Spectral theory of graph Laplacian besides $\lambda_2$

I came across some exciting references to 'holistic spectral data' while watching this great talk by prof. James Lee at UWashington, so it might be worth giving a look. The slides are here. A little search turned up some interesting results:

  1. At arount 28:00 in the talk, he mentions that if $\lambda_i$ and $v_i$ are the eigenvalues (in increasing order) and eigenvectors of the Laplacian, and $g_i$ are random $\mathcal{N}(0,1)$ Gaussians, we have $$\text{cover time of $G$} \asymp |V| \left\|\sum_{i=2}\frac{g_i}{\sqrt{\lambda_i}}v_i \right\|_\infty $$ in the sense of tight concentration. Wow! The quantity in the infinity norm, Lee claims, is called the Gaussian mean field and is useful in other contexts.
  2. At around 30:00 he continues discussing 'holistic spectral data', mentioning how the above spectral characterization helps us prove things about cover time. Examples from electrical networks follow.
  3. In the paper http://arxiv.org/abs/1111.1055, Lee, Gharan and Trevisan resolve a conjecture saying that there are $k$ eigenvalues close to zero, the graph can be partitioned into $k$ parts with small cuts between them (this was alluded to in the comments).

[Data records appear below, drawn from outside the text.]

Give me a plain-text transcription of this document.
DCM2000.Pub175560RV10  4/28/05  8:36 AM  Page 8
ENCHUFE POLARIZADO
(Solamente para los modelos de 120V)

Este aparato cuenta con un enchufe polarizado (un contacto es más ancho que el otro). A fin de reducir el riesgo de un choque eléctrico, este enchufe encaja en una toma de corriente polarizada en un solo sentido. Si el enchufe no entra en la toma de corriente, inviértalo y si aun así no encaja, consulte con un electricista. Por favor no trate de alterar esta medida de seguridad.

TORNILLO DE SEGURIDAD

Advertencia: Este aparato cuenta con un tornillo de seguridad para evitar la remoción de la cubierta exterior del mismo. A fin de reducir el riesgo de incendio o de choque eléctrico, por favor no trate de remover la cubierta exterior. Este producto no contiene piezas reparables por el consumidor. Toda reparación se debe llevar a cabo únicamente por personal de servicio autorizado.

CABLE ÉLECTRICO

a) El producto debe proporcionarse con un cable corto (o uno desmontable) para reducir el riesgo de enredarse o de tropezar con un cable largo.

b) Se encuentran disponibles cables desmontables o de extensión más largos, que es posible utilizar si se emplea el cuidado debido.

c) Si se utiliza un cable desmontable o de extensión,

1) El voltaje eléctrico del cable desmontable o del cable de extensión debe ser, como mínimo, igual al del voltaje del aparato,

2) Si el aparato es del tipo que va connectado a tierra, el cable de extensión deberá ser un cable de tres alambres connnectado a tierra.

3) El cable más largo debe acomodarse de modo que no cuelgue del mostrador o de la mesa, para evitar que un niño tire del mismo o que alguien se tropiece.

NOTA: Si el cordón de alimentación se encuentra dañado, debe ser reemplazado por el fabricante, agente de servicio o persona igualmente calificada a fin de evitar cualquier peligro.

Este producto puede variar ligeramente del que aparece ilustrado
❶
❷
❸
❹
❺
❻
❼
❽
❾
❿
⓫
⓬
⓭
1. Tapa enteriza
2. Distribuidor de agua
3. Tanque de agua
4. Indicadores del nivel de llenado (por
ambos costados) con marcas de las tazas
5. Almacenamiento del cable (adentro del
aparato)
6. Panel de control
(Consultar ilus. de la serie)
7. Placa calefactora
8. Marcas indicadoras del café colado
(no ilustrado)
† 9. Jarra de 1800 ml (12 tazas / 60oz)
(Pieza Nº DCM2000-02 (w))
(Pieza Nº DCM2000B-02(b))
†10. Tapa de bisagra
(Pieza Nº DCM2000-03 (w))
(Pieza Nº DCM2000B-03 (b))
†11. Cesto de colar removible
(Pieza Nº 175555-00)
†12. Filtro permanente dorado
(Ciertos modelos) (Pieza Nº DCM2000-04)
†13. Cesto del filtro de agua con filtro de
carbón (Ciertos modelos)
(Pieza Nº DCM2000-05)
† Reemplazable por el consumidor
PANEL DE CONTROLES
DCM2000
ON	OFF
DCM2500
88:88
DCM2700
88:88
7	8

Besides the already mentioned article by Lee, Gharan and Trevisan, let me mention two aspects of the theory of higher eigenvalues:

  • The possibly earliest appearance of the graph Laplacian dates back to 1973: W.E. Donath, A.J. Hoffman, Lower bounds for the partitioning of graphs, IBM J. Res. Develop. The main theorem of that paper gives an estimate on the number of estimates that are necessary in order to cut the graph into $k$ parts in terms of a weighted sum of the $k$ largest eigenvalues of the Laplacian.

  • E.B. Davies, G.M.L. Gladwell, J. Leydold and P.F. Stadler have written in 2001 an article where Courant's nodal domain theorem is extended to graphs: Discrete nodal domain theorems, Lin. Alg. Appl.


One thing I've learned after asking this question is spectral coordinates and the analogy with Fourier analysis. From a blog post:

The eigenvectors associated with the smallest eigenvalues of the graph Laplacian are analogous to low frequency sines and cosines. The eigenvalue components corresponding to nearly vertices in a graph should be close together. This analogy explains why spectral coordinates work so well.